Details
-
Improvement
-
Status: Closed
-
Minor
-
Resolution: Implemented
-
None
-
None
-
None
-
None
Description
We have seen a couple of situations where clients fetching a large row can cause the whole server to go down, due to large GC pauses/Out of memory error.
This should be easily avoidable, if the client can use a Scan instead of a Get, and/or use batching to reduce the size. But, it seems difficult to enforce this. Moreover,
once in a while, there may be genuine outliers/bad clients, that cause such large requests.
We need to handle such situations gracefully, and not have the RS reboot for things that can be prevented. The proposal here is to enforce a maximum response size
at the Server end, so we are not at the mercy of the client's good behavior to let the server running.
We already log large responses. But, if the response is too large, it just kills the server. We don't have it logged, and the only way to find out is to go through the heap dump.
More importantly, our availability/reliability numbers will go down because the whole region/regionserver fails instead of just the single bad request.

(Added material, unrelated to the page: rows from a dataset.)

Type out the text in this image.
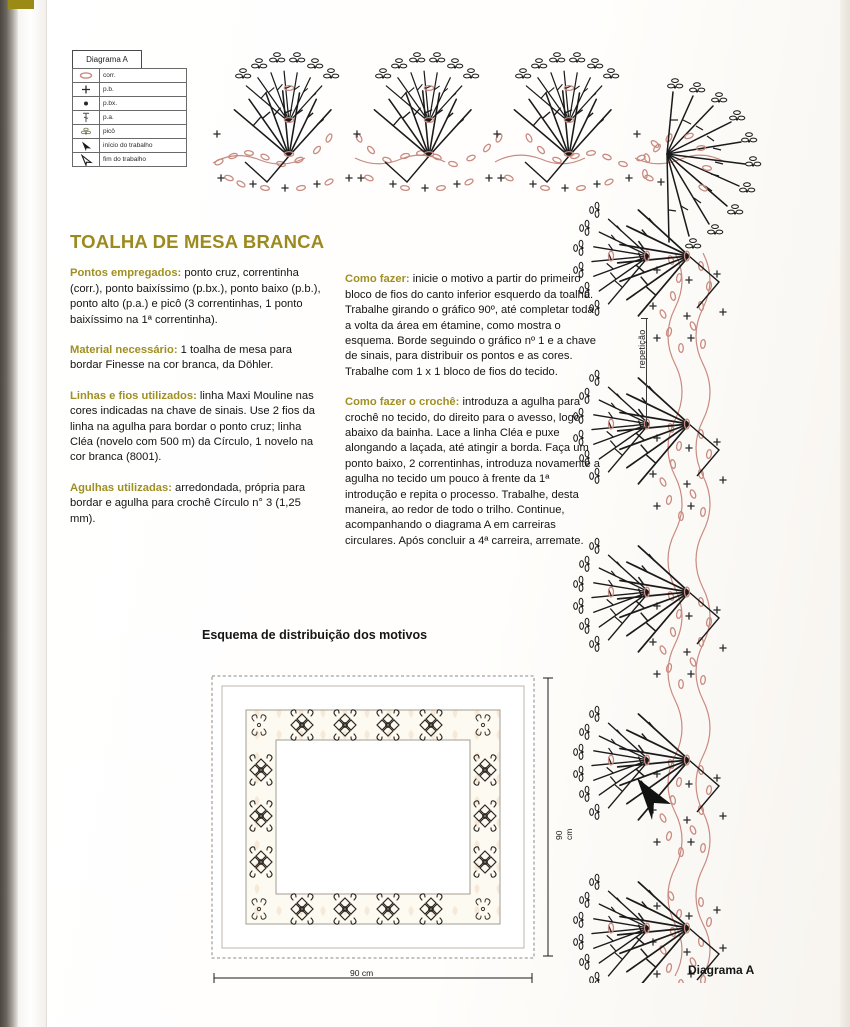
Diagrama A
	corr.

	p.b.

	p.bx.

	p.a.

	picô

	início do trabalho

	fim do trabalho
repetição
TOALHA DE MESA BRANCA

Pontos empregados: ponto cruz, correntinha (corr.), ponto baixíssimo (p.bx.), ponto baixo (p.b.), ponto alto (p.a.) e picô (3 correntinhas, 1 ponto baixíssimo na 1ª correntinha).

Material necessário: 1 toalha de mesa para bordar Finesse na cor branca, da Döhler.

Linhas e fios utilizados: linha Maxi Mouline nas cores indicadas na chave de sinais. Use 2 fios da linha na agulha para bordar o ponto cruz; linha Cléa (novelo com 500 m) da Círculo, 1 novelo na cor branca (8001).

Agulhas utilizadas: arredondada, própria para bordar e agulha para crochê Círculo n° 3 (1,25 mm).

Como fazer: inicie o motivo a partir do primeiro bloco de fios do canto inferior esquerdo da toalha. Trabalhe girando o gráfico 90º, até completar toda a volta da área em étamine, como mostra o esquema. Borde seguindo o gráfico nº 1 e a chave de sinais, para distribuir os pontos e as cores. Trabalhe com 1 x 1 bloco de fios do tecido.

Como fazer o crochê: introduza a agulha para crochê no tecido, do direito para o avesso, logo abaixo da bainha. Lace a linha Cléa e puxe alongando a laçada, até atingir a borda. Faça um ponto baixo, 2 correntinhas, introduza novamente a agulha no tecido um pouco à frente da 1ª introdução e repita o processo. Trabalhe, desta maneira, ao redor de todo o trilho. Continue, acompanhando o diagrama A em carreiras circulares. Após concluir a 4ª carreira, arremate.

Esquema de distribuição dos motivos
90 cm
90 cm
Diagrama A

I think it will be useful for the server to maintain a maximum request size that it will serve. Something large like 2-3G, so normal operations
do not need to be bothered. If a single get/scan operation exceeds the size, we will just throw an exception for the request. This will
a) avoid the RS from going on and on until it hits out of memory, and
b) will give a cleaner way for the clients, and for us to see what is the problem.